A mente de Hermione sempre fora voraz. “Rápida e astuta” de acordo com Rony Weasley. Já Mcgonagall proferiu ‘’Brilhante, sem dúvidas’’.  Desde pequena, a garota costumava ir ao lago perto de sua casa apenas para ler um ou dois livros e contemplar o silêncio que a rodeava com uma constância escrupulosa. Talvez fosse devido a momentos como esse que ela insistisse em se manter exatamente como era.

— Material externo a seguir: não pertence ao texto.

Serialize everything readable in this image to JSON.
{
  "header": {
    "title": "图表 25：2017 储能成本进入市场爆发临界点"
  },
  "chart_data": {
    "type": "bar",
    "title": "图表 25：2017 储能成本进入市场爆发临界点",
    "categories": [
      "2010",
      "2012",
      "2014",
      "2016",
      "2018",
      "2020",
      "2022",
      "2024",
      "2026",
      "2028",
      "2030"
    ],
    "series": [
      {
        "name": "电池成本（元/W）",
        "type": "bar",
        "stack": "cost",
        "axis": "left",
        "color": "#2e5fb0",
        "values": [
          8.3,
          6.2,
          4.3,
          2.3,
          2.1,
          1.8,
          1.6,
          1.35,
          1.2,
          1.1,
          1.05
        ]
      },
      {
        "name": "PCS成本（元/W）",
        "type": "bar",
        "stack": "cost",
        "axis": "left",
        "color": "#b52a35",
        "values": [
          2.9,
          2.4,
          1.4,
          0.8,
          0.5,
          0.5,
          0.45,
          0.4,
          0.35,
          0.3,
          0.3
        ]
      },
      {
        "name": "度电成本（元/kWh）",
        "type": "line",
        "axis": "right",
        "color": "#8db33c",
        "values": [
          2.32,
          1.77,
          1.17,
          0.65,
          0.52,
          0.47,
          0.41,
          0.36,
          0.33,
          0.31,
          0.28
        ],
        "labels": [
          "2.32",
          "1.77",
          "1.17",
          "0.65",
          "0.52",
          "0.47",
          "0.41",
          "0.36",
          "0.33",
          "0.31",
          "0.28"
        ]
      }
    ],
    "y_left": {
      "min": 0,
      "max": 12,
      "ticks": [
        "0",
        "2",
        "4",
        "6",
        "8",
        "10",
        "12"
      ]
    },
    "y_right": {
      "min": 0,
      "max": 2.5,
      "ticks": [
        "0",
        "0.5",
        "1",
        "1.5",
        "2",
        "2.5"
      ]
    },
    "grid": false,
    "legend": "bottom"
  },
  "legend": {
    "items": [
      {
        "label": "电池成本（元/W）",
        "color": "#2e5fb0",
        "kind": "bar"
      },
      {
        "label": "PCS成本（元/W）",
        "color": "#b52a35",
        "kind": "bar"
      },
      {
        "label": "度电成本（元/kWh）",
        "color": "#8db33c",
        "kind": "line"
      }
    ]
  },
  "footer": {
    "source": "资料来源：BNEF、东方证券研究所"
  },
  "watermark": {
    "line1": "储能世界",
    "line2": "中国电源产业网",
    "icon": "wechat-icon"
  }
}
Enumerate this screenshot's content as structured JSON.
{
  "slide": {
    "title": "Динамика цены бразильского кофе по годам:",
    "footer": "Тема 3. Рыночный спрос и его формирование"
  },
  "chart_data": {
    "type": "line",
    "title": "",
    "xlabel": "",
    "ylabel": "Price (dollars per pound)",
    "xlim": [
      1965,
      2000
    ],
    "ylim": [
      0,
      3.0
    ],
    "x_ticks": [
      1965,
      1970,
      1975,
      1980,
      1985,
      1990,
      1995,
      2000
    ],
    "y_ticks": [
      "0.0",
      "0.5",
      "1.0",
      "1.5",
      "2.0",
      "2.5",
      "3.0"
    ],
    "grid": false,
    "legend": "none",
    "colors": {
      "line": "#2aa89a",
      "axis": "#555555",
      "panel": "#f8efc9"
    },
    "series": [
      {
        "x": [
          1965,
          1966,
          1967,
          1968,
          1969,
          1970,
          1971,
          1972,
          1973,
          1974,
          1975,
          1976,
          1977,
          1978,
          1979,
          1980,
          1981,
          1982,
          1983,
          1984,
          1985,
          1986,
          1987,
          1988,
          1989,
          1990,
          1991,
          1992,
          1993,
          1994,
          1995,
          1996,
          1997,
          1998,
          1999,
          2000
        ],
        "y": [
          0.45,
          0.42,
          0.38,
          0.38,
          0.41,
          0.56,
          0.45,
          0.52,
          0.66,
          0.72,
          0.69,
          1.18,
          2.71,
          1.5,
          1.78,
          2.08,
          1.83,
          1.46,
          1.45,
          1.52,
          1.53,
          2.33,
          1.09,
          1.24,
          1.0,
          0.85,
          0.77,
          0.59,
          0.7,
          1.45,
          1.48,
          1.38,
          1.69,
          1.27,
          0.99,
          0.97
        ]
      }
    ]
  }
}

Genial.  Já é de conhecimento universal que Granger nunca tivera problemas em organizar, assimilar e decorar as mais diversas coisas, ainda mais nesse último. Ela definitivamente tinha uma mente bem estruturada.

No entanto, apesar de voraz, rápida, genial, astuta e bem estruturada, havia uma coisa que dava início ao caos dentro daquela cabeça imersa em cachos castanhos. Essa coisa, para Hermione, possuía nome, sobrenome e um par de olhos azuis hipnotizantes.

Pansy Parkinson, de alguma forma, conseguia provocar os sentimentos mais absurdos no turbilhão que havia se tornado a sabe-tudo. Quando a via transcendente pelos corredores da imensa Hogwarts, algo em seu peito palpitava e, mesmo encarando com uma estranheza fingida o olhar superior dela, sabia no fundo de sua alma que havia algo a mais em sua pose de arrogância do que a morena deixava transparecer.

Descobrira isso em uma quinta feira ao vê-la chorar baixinho no banheiro feminino.

Desde então, já caíra na rotina as duas se encontrarem na Sala Precisa, em um cenário reconfortante que misturava pilhas e mais pilhas de livros à espécie estranha e tricolor de flor que a Hermione nunca havia sequer ouvido falar, mas que era intimamente ligada à vida daquela que ansiava por ver assim que o dia de encontro se aproximava. Elas tinham um pacto meio silencioso de sempre abdicarem de suas tardes de domingo para se juntarem naquele mesmo lugar.

Havia alguma coisa na garota de cabelos curtos que fazia a grifana voltar repetidas vezes, mesmo contra sua própria vontade em algumas ocasiões. Ela só não fazia ideia do que era. Mesmo assim, não hesitava em caminhar apressada pelos corredores do castelo um pouco depois do entardecer, sabendo que se depararia com o mesmo oceano na íris da garota de verde.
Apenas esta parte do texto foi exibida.